Wir haben mit großer Sorge die jüngsten Nachrichten über das geplante Gewerbegebiet „Garbenteich-Ost“ in Pohlheim zur Kenntnis genommen.
Im folgenden Interview in der Hessenschau vom 09.10.22
werden mehrere Konzepte geäußert, die in völligem Widerspruch zu den Situationsanalysen, Habitatansprüchen und Maßnahmenvorschlägen über die Feldlerche stehen, die die Staatliche Vogelschutzwarte, Institut für angewandte Vogelkunde, Hessisches Landesamt für Naturschutz, Umwelt und Geologie veröffentlicht hat. Diese Empfehlungen sind frei verfügbar unter
Laut diesem offiziellen Dokument (Maßnahmenblatt Feldlerche Alauda arvensis, Versionsdatum: 27.11.2015) ist festzustellen:
- Die Feldlerche ist eine europäische Vogelart gemäß Artikel 1 der EU-Vogelschutzrichtlinie (VSRL). In Deutschland zählt sie zu den „besonders geschützten“ Arten im Sinne des § 7 Abs. 2 Nr. 13 BNatSchG;
- Die Feldlerche wird in der aktuellen Roten Liste Hessens (VSW & HGON 2014) auf der Vorwarnliste geführt;
- Es ist aufgrund der weiter zunehmenden Intensivierung der Landnutzung davon auszugehen, dass die Bestände in Hessen seitdem weiter zurückgegangen sind;
- In der heutigen Kulturlandschaft ist die Feldlerche hauptsächlich auf landwirtschaftlich genutzten Flächen (Acker und Grünland) anzutreffen, welche weitgehend frei von Gehölzen und anderen Vertikalstrukturen sind;
- Für die Bestandsrückgänge der Feldlerche sind maßgeblich zwei Faktoren verantwortlich. Zum einen führt der massive Einsatz von Pestiziden insgesamt zu einem grundsätzlich bestehenden Nahrungsmangel. Zum anderen herrscht Mangel an zur Nahrungssuche optimal geeigneten Bereichen;
- Um den Abwärtstrend und Lebensraumverfall zu bremsen, neben der grundsätzlichen Prämisse, die Kulturlandschaft im Allgemeinen weniger intensiv zu nutzen, muss das Hauptziel sein, bewirtschaftungsbegleitende Maßnahmen zu finden und in Abstimmung mit den örtlichen Landwirten erfolgreich umzusetzen.

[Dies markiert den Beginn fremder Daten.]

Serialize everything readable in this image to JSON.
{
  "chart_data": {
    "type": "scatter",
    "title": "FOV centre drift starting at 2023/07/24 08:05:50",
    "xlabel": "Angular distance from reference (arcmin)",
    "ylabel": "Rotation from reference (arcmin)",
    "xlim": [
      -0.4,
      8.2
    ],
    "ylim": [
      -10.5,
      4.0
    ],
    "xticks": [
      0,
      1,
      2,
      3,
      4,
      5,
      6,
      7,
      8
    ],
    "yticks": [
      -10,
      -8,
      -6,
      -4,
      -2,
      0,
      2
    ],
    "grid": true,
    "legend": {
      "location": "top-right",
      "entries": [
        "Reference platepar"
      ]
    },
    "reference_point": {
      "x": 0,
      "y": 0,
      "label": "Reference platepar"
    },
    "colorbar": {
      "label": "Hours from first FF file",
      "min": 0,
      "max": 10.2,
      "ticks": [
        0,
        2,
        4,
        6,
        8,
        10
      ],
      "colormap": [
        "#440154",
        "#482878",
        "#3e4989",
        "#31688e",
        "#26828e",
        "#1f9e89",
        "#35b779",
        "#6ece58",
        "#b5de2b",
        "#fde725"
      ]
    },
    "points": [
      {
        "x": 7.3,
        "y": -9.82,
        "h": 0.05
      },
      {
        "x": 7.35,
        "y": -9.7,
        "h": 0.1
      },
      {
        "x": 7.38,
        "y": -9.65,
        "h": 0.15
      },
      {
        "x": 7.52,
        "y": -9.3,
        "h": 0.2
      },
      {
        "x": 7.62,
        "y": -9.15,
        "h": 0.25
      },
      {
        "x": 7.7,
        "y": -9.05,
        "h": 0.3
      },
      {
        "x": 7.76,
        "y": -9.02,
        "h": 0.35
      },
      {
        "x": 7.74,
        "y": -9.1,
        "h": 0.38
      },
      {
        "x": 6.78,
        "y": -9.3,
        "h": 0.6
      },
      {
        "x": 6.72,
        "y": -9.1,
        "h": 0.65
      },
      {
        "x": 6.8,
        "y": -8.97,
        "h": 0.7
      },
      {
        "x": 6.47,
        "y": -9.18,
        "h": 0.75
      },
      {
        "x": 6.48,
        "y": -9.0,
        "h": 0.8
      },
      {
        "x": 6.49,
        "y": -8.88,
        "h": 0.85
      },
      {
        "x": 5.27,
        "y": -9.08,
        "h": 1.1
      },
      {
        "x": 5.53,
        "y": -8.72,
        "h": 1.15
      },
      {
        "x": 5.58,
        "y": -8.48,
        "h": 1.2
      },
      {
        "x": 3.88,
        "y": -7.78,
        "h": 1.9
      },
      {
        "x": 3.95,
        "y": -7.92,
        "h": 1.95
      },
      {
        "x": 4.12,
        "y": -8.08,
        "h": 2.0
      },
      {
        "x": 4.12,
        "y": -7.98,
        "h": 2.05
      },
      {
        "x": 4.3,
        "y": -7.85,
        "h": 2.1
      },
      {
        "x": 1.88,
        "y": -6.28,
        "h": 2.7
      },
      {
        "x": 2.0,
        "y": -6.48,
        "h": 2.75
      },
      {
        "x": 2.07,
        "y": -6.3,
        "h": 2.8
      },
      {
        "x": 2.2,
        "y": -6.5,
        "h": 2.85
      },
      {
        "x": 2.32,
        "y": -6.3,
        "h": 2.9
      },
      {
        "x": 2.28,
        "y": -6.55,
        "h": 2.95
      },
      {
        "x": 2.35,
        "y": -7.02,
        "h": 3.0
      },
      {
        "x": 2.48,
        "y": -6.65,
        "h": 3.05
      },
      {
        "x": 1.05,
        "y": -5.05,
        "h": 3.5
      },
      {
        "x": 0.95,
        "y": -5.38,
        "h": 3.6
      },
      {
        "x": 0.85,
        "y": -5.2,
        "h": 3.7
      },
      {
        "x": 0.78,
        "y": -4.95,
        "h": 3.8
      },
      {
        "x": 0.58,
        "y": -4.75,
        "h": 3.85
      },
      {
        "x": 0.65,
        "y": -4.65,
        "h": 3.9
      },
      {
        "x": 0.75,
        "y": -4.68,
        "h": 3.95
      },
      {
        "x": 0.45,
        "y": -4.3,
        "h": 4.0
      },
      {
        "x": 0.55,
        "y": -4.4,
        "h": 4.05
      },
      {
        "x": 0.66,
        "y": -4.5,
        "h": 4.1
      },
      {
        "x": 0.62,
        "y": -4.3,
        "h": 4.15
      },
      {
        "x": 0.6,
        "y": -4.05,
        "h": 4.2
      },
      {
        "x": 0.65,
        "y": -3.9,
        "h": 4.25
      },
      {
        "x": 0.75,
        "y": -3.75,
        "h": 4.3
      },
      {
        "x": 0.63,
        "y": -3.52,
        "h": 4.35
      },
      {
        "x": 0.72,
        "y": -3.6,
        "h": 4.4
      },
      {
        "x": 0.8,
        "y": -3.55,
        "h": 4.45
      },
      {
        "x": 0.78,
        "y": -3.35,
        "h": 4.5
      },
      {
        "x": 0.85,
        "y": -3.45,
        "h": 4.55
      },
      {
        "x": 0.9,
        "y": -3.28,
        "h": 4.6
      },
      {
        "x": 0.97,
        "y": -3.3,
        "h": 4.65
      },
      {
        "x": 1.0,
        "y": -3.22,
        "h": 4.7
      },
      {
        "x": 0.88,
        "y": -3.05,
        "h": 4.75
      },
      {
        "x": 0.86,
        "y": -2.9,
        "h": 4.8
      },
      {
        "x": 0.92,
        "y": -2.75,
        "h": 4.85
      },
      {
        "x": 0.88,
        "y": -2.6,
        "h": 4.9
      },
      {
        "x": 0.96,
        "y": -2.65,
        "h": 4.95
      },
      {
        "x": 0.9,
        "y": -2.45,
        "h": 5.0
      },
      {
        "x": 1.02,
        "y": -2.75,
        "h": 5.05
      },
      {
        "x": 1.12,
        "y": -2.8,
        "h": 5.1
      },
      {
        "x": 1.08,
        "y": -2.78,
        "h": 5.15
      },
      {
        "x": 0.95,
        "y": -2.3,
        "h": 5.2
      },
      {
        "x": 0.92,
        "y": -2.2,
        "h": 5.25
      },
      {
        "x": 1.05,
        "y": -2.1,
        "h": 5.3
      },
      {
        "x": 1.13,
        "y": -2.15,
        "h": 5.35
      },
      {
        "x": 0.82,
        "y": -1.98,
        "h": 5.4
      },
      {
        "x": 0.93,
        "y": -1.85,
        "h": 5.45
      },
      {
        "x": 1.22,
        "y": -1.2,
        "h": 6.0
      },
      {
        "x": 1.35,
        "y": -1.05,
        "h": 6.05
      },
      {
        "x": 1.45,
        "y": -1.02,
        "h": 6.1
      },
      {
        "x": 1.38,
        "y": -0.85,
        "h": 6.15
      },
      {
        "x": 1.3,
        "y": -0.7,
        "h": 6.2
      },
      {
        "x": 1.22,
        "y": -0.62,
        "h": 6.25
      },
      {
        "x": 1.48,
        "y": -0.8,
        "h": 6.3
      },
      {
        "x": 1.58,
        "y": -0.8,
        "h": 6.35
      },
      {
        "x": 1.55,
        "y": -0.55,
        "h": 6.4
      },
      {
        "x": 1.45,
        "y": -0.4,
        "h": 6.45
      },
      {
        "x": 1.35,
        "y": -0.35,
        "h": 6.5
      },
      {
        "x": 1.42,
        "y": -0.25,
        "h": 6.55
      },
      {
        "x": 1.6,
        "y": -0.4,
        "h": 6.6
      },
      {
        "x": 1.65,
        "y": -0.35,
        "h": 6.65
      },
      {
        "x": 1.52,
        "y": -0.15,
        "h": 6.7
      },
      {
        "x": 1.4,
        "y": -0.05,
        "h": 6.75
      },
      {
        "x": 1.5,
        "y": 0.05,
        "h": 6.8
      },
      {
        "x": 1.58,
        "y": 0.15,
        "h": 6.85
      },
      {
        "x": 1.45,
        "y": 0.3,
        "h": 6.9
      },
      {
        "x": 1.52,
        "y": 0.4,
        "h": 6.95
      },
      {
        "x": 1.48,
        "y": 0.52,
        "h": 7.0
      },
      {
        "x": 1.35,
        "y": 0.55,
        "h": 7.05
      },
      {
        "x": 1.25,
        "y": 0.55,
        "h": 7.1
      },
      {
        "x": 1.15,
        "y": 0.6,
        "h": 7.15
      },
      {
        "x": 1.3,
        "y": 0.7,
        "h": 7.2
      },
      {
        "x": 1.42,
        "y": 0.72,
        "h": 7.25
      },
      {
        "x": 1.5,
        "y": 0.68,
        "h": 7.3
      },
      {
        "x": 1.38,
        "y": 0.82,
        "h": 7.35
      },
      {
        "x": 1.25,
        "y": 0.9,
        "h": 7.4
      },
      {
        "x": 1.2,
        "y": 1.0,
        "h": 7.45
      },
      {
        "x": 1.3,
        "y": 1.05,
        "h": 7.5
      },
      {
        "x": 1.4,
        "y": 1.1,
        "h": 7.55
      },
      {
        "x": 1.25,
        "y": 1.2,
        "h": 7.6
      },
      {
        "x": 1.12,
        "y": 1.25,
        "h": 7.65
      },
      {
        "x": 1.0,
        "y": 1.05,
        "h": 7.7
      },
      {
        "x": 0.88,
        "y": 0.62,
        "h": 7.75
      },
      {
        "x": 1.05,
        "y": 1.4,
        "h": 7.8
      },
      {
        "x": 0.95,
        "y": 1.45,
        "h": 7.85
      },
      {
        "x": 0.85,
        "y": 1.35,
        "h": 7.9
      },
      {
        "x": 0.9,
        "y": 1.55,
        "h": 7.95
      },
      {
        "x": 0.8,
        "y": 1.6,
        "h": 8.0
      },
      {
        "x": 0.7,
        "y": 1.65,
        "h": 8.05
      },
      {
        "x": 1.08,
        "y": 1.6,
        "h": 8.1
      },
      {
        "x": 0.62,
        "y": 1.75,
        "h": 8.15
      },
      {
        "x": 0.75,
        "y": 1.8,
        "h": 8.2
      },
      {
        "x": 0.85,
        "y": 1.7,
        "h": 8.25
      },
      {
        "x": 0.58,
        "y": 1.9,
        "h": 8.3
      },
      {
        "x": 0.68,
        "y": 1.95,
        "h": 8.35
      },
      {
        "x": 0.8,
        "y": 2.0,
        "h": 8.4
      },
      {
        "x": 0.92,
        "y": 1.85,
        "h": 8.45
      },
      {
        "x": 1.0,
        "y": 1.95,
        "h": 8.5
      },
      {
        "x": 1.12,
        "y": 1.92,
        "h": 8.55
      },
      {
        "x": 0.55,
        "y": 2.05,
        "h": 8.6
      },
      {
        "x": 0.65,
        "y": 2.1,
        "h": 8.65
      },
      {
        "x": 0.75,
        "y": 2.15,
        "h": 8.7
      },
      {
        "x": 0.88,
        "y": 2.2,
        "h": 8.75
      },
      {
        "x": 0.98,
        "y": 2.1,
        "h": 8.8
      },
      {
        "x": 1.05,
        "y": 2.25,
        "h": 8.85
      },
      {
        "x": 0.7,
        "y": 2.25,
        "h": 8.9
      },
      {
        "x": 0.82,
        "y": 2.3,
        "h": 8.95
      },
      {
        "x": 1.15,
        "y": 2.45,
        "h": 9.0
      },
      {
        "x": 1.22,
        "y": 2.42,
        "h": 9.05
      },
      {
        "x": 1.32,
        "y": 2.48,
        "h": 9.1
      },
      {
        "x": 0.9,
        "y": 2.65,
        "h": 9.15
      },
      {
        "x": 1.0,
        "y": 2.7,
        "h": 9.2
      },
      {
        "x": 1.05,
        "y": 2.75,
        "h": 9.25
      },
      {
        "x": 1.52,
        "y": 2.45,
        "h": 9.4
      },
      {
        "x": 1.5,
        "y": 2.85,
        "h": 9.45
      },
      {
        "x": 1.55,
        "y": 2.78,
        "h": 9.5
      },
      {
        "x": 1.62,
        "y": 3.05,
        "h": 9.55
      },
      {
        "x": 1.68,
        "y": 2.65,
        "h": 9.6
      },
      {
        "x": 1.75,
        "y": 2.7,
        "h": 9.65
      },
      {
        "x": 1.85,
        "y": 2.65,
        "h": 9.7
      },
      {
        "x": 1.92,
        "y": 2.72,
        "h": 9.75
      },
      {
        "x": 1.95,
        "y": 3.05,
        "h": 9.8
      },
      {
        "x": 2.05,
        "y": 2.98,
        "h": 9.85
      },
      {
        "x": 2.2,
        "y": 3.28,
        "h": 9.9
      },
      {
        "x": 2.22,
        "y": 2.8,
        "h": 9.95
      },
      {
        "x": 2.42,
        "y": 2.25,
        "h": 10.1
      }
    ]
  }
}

Neben anderen Maßnahmen, die in dem Dokument der Staatlichen Vogelschutzwarte ausführlich beschrieben sind, möchten wir auf folgende Schutzmaßnahmen der Feldlerche hinweisen:
- Erhalt von Brachestreifen bzw. vielfältiger Ackerrandkulturen (Brachgebieten, Ödland);
- Erhalt von Übergangshabitaten, Saumstrukturen;
- Erhalt einer artenreichen Flora;
- Erhöhung des Grenzlinienanteils, durch abwechslungsreichere Fruchtfolgen;
- Vermeidung von harten Wirtschaftsgrenzen (Forstkultur, Agrarkultur, Intensiv-Grünland);
- Nachahmung von traditionellen Bewirtschaftungsformen (ungleichzeitig, extensiv; Dreifelderwirtschaft);
- Optimierende Pflege von Grünlandhabitaten (z.B. durch Ausmagerungsphase, Beweidung);
- Anzustreben sind magere und offene Grünlandhabitate, die sowohl eine kurze und lückige Vegetation (Nahrungshabitat; mindestens 20% der Fläche) als auch deckungsreichere Bereiche (Bruthabitat) aufweisen.
Laut dem Dokument der Staatlichen Vogelschutzwarte ist festzustellen „Alle diese Maßnahmen dienen zum einen dem Erhalt vorhandener Brut- und Nahrungshabitate sowie ihrer Verbesserung, zum anderen wirken sie sich ebenso auch auf andere bedrohte Offenland-Vogelarten und weitere Begleitarten (z.B. Schmetterlinge, Reptilien, sonst. Insekten) positiv aus. Überdies fördern sie gleichermaßen das Angebot an nahrungsspendenden Vegetabilien und den Lebensraum potenzieller Beutetiere der Feldlerche (extensive Nutzung = höhere Pflanzenvielfalt = mehr Wirbellose = intaktes Ökosystem)“.
Es ist klar, dass angesichts der Empfehlungen der Staatlichen Vogelschutzwarte, nichts davon erreicht werden kann, wenn das Projekt Gewerbegebiet „Garbenteich-Ost“, wie von der Stadt Pohlheim geplant, weitergeführt werden würde. Wir hoffen, dass sich der gesunde Menschenverstand und die Liebe zur Natur und zu den nächsten Generationen durchsetzen werden.